Hans Hartung and Abstract Expressionism

In Paris in the 1930s one of his earliest influences was the works of W. Kandinsky, then Alexander Calder, Joan Miró and Piet Mondrian coming to create profoundly singular abstract works.

In 1928, he met the young Norwegian artist Anna-Eva Bergman in Paris, who became his wife in 1929.

In 1931 he held his first exhibition in Dresden. penniless and ill he spent the next 3 years in Menorca. Then returned to Germany, but abhorring Nazism, he settled in Paris in 1935 where he became a French citizen in 1946.

Meanwhile, during World War II he took up service with the French Foreign Legion in North Africa and Alsace eventually ending up in a Spanish concentration camp from which he was freed only thanks to the Americans.

Artistic recovery after the war

Artistically inactive for six years he resumed his activity with numerous groups shows and works with broad swaths of colour, with stripes and calligraphic marks.

His first solo show was in 1947 at Galeria Lydia Conti in Paris followed by other exhibitions in Europe, the United States, Japan and Latin America.
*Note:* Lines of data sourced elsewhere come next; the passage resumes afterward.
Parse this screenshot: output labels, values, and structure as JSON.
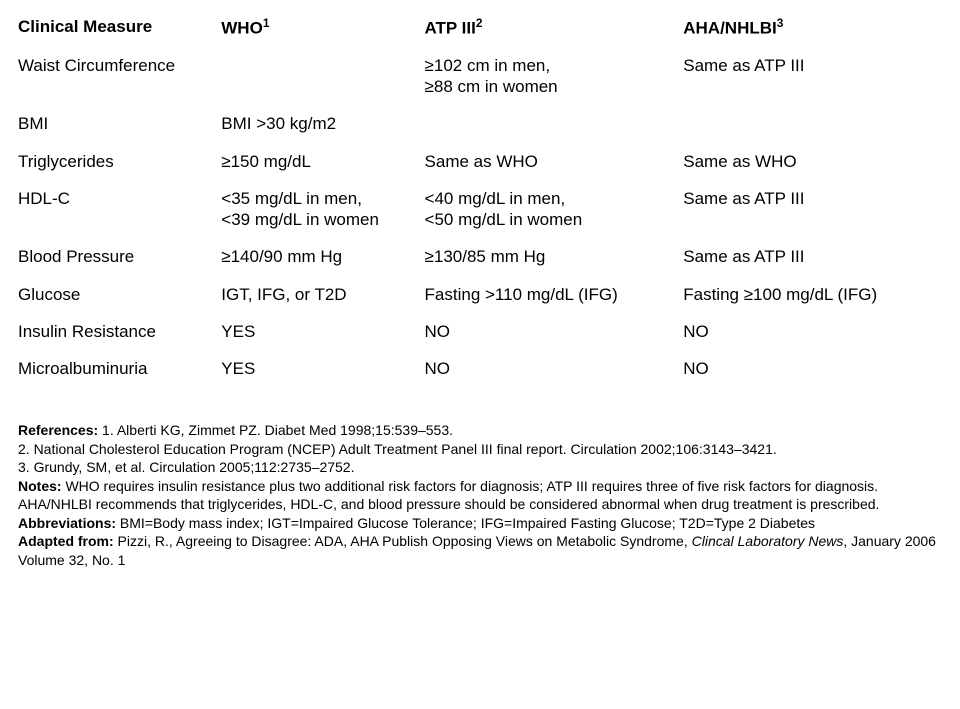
{
  "table": {
    "headers": {
      "measure": "Clinical Measure",
      "who": "WHO",
      "who_sup": "1",
      "atp": "ATP III",
      "atp_sup": "2",
      "aha": "AHA/NHLBI",
      "aha_sup": "3"
    },
    "rows": {
      "waist": {
        "measure": "Waist Circumference",
        "who": "",
        "atp_l1": "≥102 cm in men,",
        "atp_l2": "≥88 cm in women",
        "aha": "Same as ATP III"
      },
      "bmi": {
        "measure": "BMI",
        "who": "BMI >30 kg/m2",
        "atp": "",
        "aha": ""
      },
      "trig": {
        "measure": "Triglycerides",
        "who": "≥150 mg/dL",
        "atp": "Same as WHO",
        "aha": "Same as WHO"
      },
      "hdlc": {
        "measure": "HDL-C",
        "who_l1": "<35 mg/dL in men,",
        "who_l2": "<39 mg/dL in women",
        "atp_l1": "<40 mg/dL in men,",
        "atp_l2": "<50 mg/dL in women",
        "aha": "Same as ATP III"
      },
      "bp": {
        "measure": "Blood Pressure",
        "who": "≥140/90 mm Hg",
        "atp": "≥130/85 mm Hg",
        "aha": "Same as ATP III"
      },
      "glucose": {
        "measure": "Glucose",
        "who": "IGT, IFG, or T2D",
        "atp": "Fasting >110 mg/dL (IFG)",
        "aha": "Fasting ≥100 mg/dL (IFG)"
      },
      "insulin": {
        "measure": "Insulin Resistance",
        "who": "YES",
        "atp": "NO",
        "aha": "NO"
      },
      "micro": {
        "measure": "Microalbuminuria",
        "who": "YES",
        "atp": "NO",
        "aha": "NO"
      }
    }
  },
  "refs": {
    "references_label": "References:",
    "r1": " 1. Alberti KG, Zimmet PZ. Diabet Med 1998;15:539–553.",
    "r2": "2. National Cholesterol Education Program (NCEP) Adult Treatment Panel III final report. Circulation 2002;106:3143–3421.",
    "r3": "3. Grundy, SM, et al. Circulation 2005;112:2735–2752.",
    "notes_label": "Notes:",
    "notes_text": " WHO requires insulin resistance plus two additional risk factors for diagnosis; ATP III requires three of five risk factors for diagnosis. AHA/NHLBI recommends that triglycerides, HDL-C, and blood pressure should be considered abnormal when drug treatment is prescribed.",
    "abbr_label": "Abbreviations:",
    "abbr_text": " BMI=Body mass index; IGT=Impaired Glucose Tolerance; IFG=Impaired Fasting Glucose; T2D=Type 2 Diabetes",
    "adapted_label": "Adapted from:",
    "adapted_text_a": " Pizzi, R., Agreeing to Disagree: ADA, AHA Publish Opposing Views on Metabolic Syndrome, ",
    "adapted_ital": "Clincal Laboratory News",
    "adapted_text_b": ", January 2006 Volume 32, No. 1"
  }
}
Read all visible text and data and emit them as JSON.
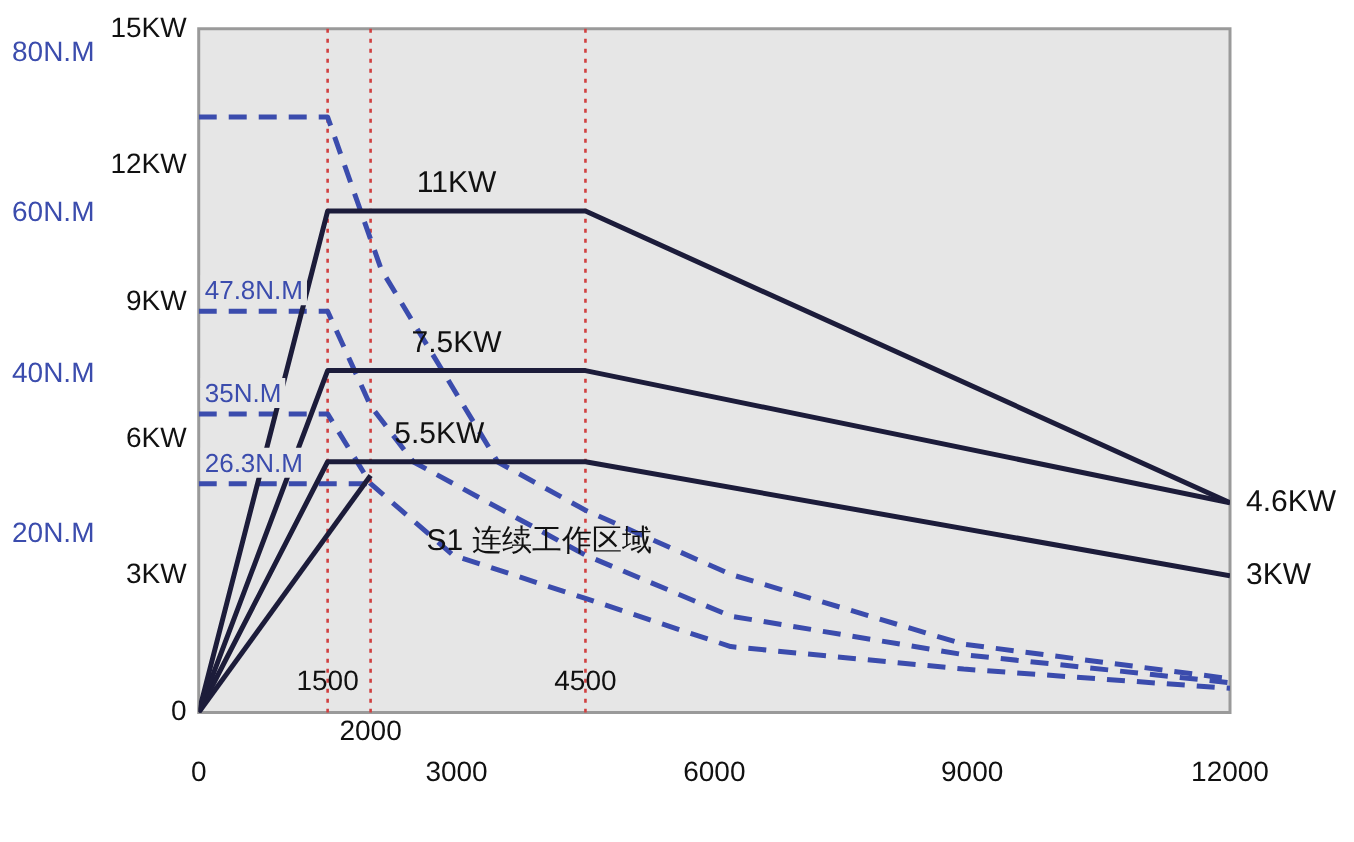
{
  "chart_data": {
    "type": "line",
    "xlim": [
      0,
      12000
    ],
    "xticks": [
      0,
      3000,
      6000,
      9000,
      12000
    ],
    "ylim": [
      0,
      15
    ],
    "yticks": [
      0,
      {
        "value": 3,
        "label": "3KW"
      },
      {
        "value": 6,
        "label": "6KW"
      },
      {
        "value": 9,
        "label": "9KW"
      },
      {
        "value": 12,
        "label": "12KW"
      },
      {
        "value": 15,
        "label": "15KW"
      }
    ],
    "y2lim": [
      -2.2,
      83
    ],
    "y2ticks": [
      {
        "value": 20,
        "label": "20N.M"
      },
      {
        "value": 40,
        "label": "40N.M"
      },
      {
        "value": 60,
        "label": "60N.M"
      },
      {
        "value": 80,
        "label": "80N.M"
      }
    ],
    "series": [
      {
        "color": "#1c1c3a",
        "x": [
          0,
          1500,
          4500,
          12000
        ],
        "values": [
          0,
          11,
          11,
          4.6
        ]
      },
      {
        "color": "#1c1c3a",
        "x": [
          0,
          1500,
          4500,
          12000
        ],
        "values": [
          0,
          7.5,
          7.5,
          4.6
        ]
      },
      {
        "color": "#1c1c3a",
        "x": [
          0,
          1500,
          4500,
          12000
        ],
        "values": [
          0,
          5.5,
          5.5,
          3
        ]
      },
      {
        "color": "#1c1c3a",
        "x": [
          0,
          2000
        ],
        "values": [
          0,
          5.2
        ]
      },
      {
        "color": "#3b4cad",
        "axis": "y2",
        "line_style": "dashed",
        "x": [
          0,
          1500,
          2124,
          3480,
          4500,
          6190,
          8900,
          12000
        ],
        "values": [
          72,
          72,
          53,
          29,
          23,
          15,
          6.3,
          2
        ]
      },
      {
        "color": "#3b4cad",
        "axis": "y2",
        "line_style": "dashed",
        "x": [
          0,
          1500,
          2000,
          2500,
          4500,
          6190,
          8900,
          12000
        ],
        "values": [
          47.8,
          47.8,
          36,
          29,
          17.4,
          9.8,
          5,
          1.5
        ],
        "value_labels": [
          "47.8N.M",
          null,
          null,
          null,
          null,
          null,
          null,
          null
        ]
      },
      {
        "color": "#3b4cad",
        "axis": "y2",
        "line_style": "dashed",
        "x": [
          0,
          1500,
          2000,
          2960,
          4500,
          6190,
          8900,
          12000
        ],
        "values": [
          35,
          35,
          26.3,
          17.4,
          12,
          6,
          3.2,
          0.8
        ],
        "value_labels": [
          "35N.M",
          null,
          null,
          null,
          null,
          null,
          null,
          null
        ]
      },
      {
        "color": "#3b4cad",
        "axis": "y2",
        "line_style": "dashed",
        "x": [
          0,
          2000
        ],
        "values": [
          26.3,
          26.3
        ],
        "value_labels": [
          "26.3N.M",
          null
        ]
      }
    ],
    "ref_lines": [
      {
        "axis": "x",
        "value": 1500,
        "label": "1500",
        "color": "#d04040",
        "line_style": "dotted"
      },
      {
        "axis": "x",
        "value": 2000,
        "label": "2000",
        "color": "#d04040",
        "line_style": "dotted"
      },
      {
        "axis": "x",
        "value": 4500,
        "label": "4500",
        "color": "#d04040",
        "line_style": "dotted"
      }
    ],
    "annotations": [
      {
        "text": "11KW",
        "x": 3000,
        "y": 11
      },
      {
        "text": "7.5KW",
        "x": 3000,
        "y": 7.5
      },
      {
        "text": "5.5KW",
        "x": 2800,
        "y": 5.5
      },
      {
        "text": "4.6KW",
        "x": 12000,
        "y": 4.6
      },
      {
        "text": "3KW",
        "x": 12000,
        "y": 3
      },
      "S1 连续工作区域"
    ],
    "grid": false,
    "legend": false,
    "marker": "none"
  }
}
His style transfers the artist’s pain and nightmares into abstract, lyrical painting.

Hartung and the French ‘tachism’

He covers his media with swirls and streaks, large dark masses drawn in oil, pastel or Indian ink.

According to Hartung only ‘tachism’ can convey the despair of the horrors of war. In 1960 he was awarded the Grand Prize of the Venice Biennale. In these years the painter began to use acrylics on large formats, which were scratched, scraped and struck by quick touches.

The French tachism practised in the post-war and 1950s was the American equivalent of action painting, characterised by spontaneous and intuitive gestures of the artist. In turn, it was part of a broader movement, that of informal art, in search of an authentic form of expression (abstract expressionism). The French Tachists were, however, more elegant and lyrical than their overseas American colleagues such as de Kooning and Pollock.

Hans Hartung ‘stigmatises’ his painting with a comb, broom or branches. In his work, he strives to fix the dynamism and constancy of the creative forces of light, spirit and matter.

In 1986, he began to create a series of chromatically vivid works, made with pours and drips on wrapping paper.

In the last three years of his life, he again renewed his expressive language, so that he could offer a final period of creation to himself and others.

His wife died in 1987, two years later the artist passed away in Antibes in 1989.